ТОЧИЛЛИ. Ах ты дурень! Ведь это же великий грех – заниматься случкой баранов и овец. А ты зарабатываешь на жизнь, спаривая скотину. Да ты просто старый сводник: отдавать годовалую ярочку крутолобому самцу-рогоносцу да еще без брачного контракта! Если тебя за это не поджарят, то сам дьявол за пастухов. Словом, не представляю, как ты избегнешь сковородки.
КОРИНН. Смотрите, вон мой новый господин Ганимед, брат молодой госпожи.
Входит РОЗАЛИНДА, читая бумагу.
ТОЧИЛЛИ. Лично я могу извлекать из себя такие рифмы восемь лет кряду с учетом времени на еду и сон. Именно в таком ритме позвякивают пустые бидоны у молочницы, едущей с рынка.

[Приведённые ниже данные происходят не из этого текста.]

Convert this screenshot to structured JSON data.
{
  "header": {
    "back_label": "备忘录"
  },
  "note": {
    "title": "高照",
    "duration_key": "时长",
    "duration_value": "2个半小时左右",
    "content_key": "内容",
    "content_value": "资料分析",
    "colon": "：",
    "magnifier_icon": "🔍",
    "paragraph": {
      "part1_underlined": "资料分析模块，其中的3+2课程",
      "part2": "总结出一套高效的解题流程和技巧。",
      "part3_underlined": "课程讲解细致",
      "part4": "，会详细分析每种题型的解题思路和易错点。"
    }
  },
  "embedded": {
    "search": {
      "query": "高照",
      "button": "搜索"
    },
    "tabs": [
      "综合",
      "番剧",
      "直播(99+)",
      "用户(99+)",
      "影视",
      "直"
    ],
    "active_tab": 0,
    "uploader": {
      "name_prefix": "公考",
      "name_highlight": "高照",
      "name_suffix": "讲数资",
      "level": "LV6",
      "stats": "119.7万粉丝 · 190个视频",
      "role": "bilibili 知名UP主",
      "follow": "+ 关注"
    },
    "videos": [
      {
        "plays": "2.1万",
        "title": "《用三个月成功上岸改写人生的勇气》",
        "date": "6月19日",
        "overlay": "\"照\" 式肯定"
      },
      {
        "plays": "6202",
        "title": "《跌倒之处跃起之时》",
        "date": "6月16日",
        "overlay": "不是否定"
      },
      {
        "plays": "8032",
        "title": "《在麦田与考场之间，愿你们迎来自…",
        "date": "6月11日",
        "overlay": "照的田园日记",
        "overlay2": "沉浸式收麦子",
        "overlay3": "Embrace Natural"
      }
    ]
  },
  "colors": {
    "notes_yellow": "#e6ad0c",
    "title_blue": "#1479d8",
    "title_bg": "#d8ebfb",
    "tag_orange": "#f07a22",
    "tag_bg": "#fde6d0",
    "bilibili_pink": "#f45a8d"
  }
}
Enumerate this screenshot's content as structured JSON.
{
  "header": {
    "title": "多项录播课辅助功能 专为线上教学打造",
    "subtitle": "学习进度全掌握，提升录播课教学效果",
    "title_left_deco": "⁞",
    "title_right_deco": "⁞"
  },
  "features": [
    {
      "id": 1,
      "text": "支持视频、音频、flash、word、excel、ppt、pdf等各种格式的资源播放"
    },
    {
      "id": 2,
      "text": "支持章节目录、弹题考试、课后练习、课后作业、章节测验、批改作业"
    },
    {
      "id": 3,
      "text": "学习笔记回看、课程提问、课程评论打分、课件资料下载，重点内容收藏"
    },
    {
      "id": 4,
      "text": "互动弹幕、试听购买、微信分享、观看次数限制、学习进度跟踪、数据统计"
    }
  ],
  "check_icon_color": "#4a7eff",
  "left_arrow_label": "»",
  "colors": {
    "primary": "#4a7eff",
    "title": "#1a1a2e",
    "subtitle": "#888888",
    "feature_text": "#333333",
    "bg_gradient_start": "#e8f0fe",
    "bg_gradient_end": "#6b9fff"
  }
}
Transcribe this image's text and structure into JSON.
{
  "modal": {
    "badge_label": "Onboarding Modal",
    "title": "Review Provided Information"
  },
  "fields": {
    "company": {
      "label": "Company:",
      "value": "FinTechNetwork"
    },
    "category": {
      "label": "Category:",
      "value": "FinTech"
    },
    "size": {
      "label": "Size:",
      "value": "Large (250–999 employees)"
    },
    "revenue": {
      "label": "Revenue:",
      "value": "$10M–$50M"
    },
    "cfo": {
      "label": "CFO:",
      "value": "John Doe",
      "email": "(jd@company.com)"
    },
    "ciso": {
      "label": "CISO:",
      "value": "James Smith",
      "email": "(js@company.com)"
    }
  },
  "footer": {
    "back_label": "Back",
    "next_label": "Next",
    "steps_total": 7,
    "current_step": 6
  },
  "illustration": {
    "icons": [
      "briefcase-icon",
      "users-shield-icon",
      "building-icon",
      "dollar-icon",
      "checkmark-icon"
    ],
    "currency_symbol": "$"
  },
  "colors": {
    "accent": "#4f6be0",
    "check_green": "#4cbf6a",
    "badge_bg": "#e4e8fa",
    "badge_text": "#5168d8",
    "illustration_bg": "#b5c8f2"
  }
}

РОЗАЛИНДА. Отстань, дурак!
ТОЧИЛЛИ. Не угодно ли убедиться?
Это же сущий галопад двустиший. Берегитесь, эти аллюротворения заразны.
РОЗАЛИНДА. Молчи, дурак! Я нашла эти стихи на дереве.
ТОЧИЛЛИ. Зря вы сорвали с него такие незрелые плоды.
РОЗАЛИНДА. Если привить к нему тебя, выскочка, вместе с мушмулой, то плодами с этого дерева мы будем лакомиться раньше всех. Ты – в качестве плода – сгниешь недозрелым, благодаря чему мушмула обретает истинный вкус.
ТОЧИЛЛИ. Как вам будет угодно. Но говорить в лесу такие слова? Что он о вас подумает?
Входит СЕЛИЯ, читая бумагу.
РОЗАЛИНДА. О милосерднейший из пастырей! Немилосердно с вашей стороны нагонять скуку на вашу паству такой нудной любовной проповедью и не сказать перед нею: «Запаситесь терпением, друзья мои».
СЕЛИЯ. Вы еще не ушли, друзья мои? Пастух, забирай своего друга и иди с ним куда-нибудь.
ТОЧИЛЛИ. Придется, пастух, с честью отступить. Пусть без возов и подвод, зато с сумкой и подсумком.
(КОРИНН и ТОЧИЛЛИ уходят.)
СЕЛИЯ. Как тебе стихи?
РОЗАЛИНДА. Так себе, сестрица, тем более что в последних строчках стоп несколько больше, чем в предыдущих.
СЕЛИЯ. На них и опираются эти стихи.
РОЗАЛИНДА. Видишь ли, хромым стихам не помогут никакие подпорки. Мало того, лишние стопы, не находя опоры в хромых стихах, только усиливают их хромоту.
СЕЛИЯ. Ну, конечно, чуть ли не все деревья в лесу испещрены нашим именем, а нас это не касается.